Risk Score: 100.0/100 (CRITICAL) is fully justified and accurate.

  1. Active Malware Signatures: The presence of 3,103 high-severity malware signatures is not a "potential" risk; it is an active indicator of malicious code.
  2. Zero Trust: The Trust Score is 0/100, correctly reflecting the unverified publisher status and the deceptive use of the name "Google."
  3. System Compromise Potential: The combination of system_command execution and environment_access means this extension can likely take full control of the user's VS Code environment and potentially the host operating system immediately upon installation.
  4. Anomalous Volume: 19,227 total findings for a simple text tool is statistically impossible for legitimate software, suggesting the inclusion of massive malicious libraries or known bad domains (IOCs).

Key Findings

  • Publisher Impersonation: The publisher claims to be "Google" but lacks verification. This is a definitive red flag.
  • Post-Install Execution (postinstall_system_command): The extension contains scripts designed to run arbitrary system commands immediately after installation, bypassing standard permission prompts.
  • Payload Dropper Behavior (postinstall_file_download): Signatures indicate the extension attempts to download additional files from the internet, likely fetching a second-stage malicious payload.
  • Credential Harvesting (credential_env_files): The analysis detected logic specifically designed to target and read environment variable files, putting API keys and secrets at risk.
  • Code Obfuscation (postinstall_obfuscation): The code includes obfuscation techniques, which are rarely used in open-source VS Code extensions unless the author is hiding malicious functionality.

Recommendations

  1. Immediate Removal: If this extension is installed, uninstall it immediately.
  2. Incident Response: Treat any machine that had this extension installed as compromised.

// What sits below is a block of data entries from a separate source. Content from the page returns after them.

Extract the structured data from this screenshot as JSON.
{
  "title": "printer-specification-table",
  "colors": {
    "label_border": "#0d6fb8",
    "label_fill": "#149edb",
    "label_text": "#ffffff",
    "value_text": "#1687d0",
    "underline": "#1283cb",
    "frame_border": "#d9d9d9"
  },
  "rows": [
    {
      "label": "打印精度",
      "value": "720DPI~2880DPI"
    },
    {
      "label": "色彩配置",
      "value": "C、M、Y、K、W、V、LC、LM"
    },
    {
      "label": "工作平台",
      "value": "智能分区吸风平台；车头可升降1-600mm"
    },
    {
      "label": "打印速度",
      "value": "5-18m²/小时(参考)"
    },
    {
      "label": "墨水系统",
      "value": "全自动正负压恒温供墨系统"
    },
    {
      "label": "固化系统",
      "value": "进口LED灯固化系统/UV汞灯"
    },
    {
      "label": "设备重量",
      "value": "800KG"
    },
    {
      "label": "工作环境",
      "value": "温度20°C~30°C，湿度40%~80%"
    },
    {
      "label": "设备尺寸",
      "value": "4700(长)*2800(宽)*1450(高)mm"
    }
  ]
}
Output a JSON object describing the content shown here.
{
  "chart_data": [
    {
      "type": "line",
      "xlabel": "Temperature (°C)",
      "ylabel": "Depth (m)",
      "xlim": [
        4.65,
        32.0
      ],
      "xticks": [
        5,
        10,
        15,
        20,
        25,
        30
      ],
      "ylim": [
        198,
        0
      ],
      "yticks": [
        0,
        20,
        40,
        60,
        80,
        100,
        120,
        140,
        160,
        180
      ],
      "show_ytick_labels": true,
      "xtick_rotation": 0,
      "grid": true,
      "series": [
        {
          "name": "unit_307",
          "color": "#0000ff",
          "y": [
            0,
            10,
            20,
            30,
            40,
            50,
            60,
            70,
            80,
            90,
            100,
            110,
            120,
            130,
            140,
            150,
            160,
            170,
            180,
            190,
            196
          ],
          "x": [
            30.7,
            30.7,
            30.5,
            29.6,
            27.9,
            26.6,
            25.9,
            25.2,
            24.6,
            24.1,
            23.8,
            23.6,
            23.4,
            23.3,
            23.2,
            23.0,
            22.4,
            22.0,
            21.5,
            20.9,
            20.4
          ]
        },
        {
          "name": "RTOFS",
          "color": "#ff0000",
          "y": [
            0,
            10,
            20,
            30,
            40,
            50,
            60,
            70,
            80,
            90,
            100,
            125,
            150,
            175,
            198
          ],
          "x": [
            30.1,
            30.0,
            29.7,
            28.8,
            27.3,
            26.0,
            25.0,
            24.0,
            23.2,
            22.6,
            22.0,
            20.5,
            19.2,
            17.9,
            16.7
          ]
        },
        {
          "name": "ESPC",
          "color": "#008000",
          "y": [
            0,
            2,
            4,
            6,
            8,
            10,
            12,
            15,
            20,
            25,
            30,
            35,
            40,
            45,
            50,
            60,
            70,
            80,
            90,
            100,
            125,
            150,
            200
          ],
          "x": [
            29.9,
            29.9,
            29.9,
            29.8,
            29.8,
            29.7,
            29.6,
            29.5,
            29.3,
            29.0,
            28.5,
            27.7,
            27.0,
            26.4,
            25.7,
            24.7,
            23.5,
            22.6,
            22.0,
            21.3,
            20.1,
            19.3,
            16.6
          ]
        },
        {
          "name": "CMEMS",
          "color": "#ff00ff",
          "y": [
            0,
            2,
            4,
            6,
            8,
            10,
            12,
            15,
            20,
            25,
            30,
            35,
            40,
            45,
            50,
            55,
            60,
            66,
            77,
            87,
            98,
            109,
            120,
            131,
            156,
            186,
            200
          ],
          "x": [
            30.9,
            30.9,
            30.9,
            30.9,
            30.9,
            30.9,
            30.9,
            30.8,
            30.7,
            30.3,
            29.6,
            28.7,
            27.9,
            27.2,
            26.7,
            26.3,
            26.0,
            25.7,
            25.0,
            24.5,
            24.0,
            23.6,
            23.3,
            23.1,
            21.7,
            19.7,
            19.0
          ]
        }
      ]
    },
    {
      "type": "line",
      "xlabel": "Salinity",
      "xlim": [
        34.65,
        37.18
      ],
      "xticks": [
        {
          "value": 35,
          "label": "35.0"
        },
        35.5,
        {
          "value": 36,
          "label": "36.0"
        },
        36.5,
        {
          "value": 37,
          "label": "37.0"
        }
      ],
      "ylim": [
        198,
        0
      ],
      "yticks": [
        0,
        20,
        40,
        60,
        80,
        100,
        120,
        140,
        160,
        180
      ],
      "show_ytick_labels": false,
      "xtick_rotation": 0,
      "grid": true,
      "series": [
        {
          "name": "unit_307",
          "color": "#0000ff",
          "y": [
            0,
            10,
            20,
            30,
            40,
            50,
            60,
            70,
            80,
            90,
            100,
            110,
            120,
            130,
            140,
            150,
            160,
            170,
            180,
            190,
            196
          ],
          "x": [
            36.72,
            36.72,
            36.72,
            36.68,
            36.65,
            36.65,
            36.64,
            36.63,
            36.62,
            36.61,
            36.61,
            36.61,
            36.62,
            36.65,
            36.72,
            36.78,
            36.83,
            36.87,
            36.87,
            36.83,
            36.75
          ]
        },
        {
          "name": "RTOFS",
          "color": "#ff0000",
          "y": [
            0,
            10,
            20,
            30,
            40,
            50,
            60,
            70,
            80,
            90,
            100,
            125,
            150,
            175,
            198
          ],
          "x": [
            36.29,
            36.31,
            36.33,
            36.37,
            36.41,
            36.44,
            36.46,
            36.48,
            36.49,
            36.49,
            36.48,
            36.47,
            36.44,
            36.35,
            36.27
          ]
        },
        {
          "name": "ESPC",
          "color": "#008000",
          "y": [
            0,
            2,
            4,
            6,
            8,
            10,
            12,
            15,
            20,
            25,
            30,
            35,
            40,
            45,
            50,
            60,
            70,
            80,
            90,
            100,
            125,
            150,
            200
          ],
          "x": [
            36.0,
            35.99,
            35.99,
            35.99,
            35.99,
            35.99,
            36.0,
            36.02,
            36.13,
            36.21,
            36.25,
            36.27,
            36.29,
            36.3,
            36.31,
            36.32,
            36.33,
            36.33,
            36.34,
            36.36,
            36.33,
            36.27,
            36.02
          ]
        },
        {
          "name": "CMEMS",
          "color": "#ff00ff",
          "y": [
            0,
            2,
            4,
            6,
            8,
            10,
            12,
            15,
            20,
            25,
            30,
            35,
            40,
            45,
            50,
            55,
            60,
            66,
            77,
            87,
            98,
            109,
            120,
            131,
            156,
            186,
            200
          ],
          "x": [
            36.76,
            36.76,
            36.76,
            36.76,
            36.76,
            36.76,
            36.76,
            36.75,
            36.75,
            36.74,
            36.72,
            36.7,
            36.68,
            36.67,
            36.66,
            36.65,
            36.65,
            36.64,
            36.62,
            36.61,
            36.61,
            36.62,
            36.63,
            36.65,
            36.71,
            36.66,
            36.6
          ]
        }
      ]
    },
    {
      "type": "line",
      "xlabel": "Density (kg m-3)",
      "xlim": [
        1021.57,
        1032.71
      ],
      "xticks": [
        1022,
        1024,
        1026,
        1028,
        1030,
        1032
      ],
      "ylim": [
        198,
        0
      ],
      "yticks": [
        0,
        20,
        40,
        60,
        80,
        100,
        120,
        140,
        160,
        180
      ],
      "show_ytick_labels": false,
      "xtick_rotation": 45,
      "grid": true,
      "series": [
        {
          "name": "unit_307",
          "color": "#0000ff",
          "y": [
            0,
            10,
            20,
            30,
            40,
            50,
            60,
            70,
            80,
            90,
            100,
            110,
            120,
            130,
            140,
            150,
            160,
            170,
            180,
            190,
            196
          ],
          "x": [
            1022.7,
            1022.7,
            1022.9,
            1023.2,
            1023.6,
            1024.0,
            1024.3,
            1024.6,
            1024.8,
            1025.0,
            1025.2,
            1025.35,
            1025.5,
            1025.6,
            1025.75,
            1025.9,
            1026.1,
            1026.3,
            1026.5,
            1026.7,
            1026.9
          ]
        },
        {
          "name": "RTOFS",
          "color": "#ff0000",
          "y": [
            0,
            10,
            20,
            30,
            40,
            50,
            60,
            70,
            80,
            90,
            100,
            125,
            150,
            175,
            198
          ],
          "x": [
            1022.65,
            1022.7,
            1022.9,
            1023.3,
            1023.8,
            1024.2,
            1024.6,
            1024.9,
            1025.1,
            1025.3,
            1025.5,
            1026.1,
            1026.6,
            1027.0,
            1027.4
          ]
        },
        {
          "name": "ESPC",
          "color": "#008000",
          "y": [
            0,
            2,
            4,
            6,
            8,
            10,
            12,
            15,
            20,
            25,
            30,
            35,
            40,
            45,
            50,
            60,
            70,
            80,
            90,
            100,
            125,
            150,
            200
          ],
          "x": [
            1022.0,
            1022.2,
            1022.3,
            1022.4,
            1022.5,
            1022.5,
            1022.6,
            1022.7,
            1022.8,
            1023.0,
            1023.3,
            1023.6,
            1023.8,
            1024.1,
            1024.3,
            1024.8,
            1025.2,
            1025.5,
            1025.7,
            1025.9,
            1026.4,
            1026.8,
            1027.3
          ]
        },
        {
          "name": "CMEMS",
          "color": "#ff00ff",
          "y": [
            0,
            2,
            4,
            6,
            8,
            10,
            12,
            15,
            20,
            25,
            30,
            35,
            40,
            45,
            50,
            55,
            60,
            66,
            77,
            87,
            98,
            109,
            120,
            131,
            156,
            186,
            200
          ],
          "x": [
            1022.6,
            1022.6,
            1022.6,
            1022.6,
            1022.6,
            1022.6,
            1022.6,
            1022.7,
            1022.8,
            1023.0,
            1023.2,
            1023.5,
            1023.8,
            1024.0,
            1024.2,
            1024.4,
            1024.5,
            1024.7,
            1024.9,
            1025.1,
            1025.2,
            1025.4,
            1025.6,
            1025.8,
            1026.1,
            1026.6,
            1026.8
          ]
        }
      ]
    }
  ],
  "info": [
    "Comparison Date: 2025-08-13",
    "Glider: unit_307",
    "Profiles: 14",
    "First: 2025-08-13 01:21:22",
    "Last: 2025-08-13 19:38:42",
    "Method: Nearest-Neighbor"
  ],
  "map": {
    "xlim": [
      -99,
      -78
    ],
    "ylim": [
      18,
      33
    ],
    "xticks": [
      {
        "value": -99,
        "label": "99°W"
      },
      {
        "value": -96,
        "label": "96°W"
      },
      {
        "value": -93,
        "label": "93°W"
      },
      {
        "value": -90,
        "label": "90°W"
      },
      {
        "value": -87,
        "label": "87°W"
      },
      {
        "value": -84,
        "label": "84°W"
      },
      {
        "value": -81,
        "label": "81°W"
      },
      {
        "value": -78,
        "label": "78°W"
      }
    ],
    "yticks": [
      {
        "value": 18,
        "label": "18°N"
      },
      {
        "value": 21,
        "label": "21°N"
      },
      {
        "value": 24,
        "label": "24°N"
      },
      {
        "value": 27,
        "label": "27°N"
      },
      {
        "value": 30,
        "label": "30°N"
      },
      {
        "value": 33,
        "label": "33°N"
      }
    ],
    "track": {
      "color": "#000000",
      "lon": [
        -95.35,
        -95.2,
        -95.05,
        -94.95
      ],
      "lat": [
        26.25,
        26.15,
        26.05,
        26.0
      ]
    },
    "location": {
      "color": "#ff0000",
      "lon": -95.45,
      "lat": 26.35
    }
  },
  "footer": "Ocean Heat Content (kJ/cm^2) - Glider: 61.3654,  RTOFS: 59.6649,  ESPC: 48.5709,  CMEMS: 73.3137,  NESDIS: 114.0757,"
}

The postinstall scripts run with the user's privileges.
  3. Credential Rotation: Rotate all credentials, API keys, and secrets present on the affected machine, specifically those in .env files or environment variables, as the scan indicates these were targeted.
  4. Network Blocking: Block the extension UUID (d03e3c9e-013b-5278-9f02-53a6988fdcb2) in your organization's VS Code extension management policy.
  5. System Scan: Perform a full endpoint detection and response (EDR) scan on affected endpoints to identify any persistence mechanisms (scheduled tasks, startup files) left behind by the post-install scripts.

Mitigation Strategies

There is no safe way to use this extension.
The risk is intrinsic to the code itself. The only mitigation is avoidance.

  • For the Organization: Implement a policy that strictly forbids unverified publishers.
  • For the User: If text reflow functionality is required, use the built-in VS Code "Rewrap" features or verify a legitimate alternative (e.g., "Rewrap" by stkb) that has a high user count and a verified publisher.

Confidence Assessment

Confidence: 95%
I am highly confident in this assessment. While YARA rules can occasionally produce false positives, the convergence of evidence here is overwhelming. The combination of a fake "Google" publisher, a simple description, and thousands of signatures related to system commands, downloads, and obfuscation creates a definitive profile of malware. The "80%" confidence in the raw data is likely conservative; functionally, this should be treated as a confirmed threat.


Disclaimer

This analysis was generated by an AI model and should be reviewed by security professionals. The findings are based on automated security scanning and may include false positives. Always verify critical findings manually before taking action.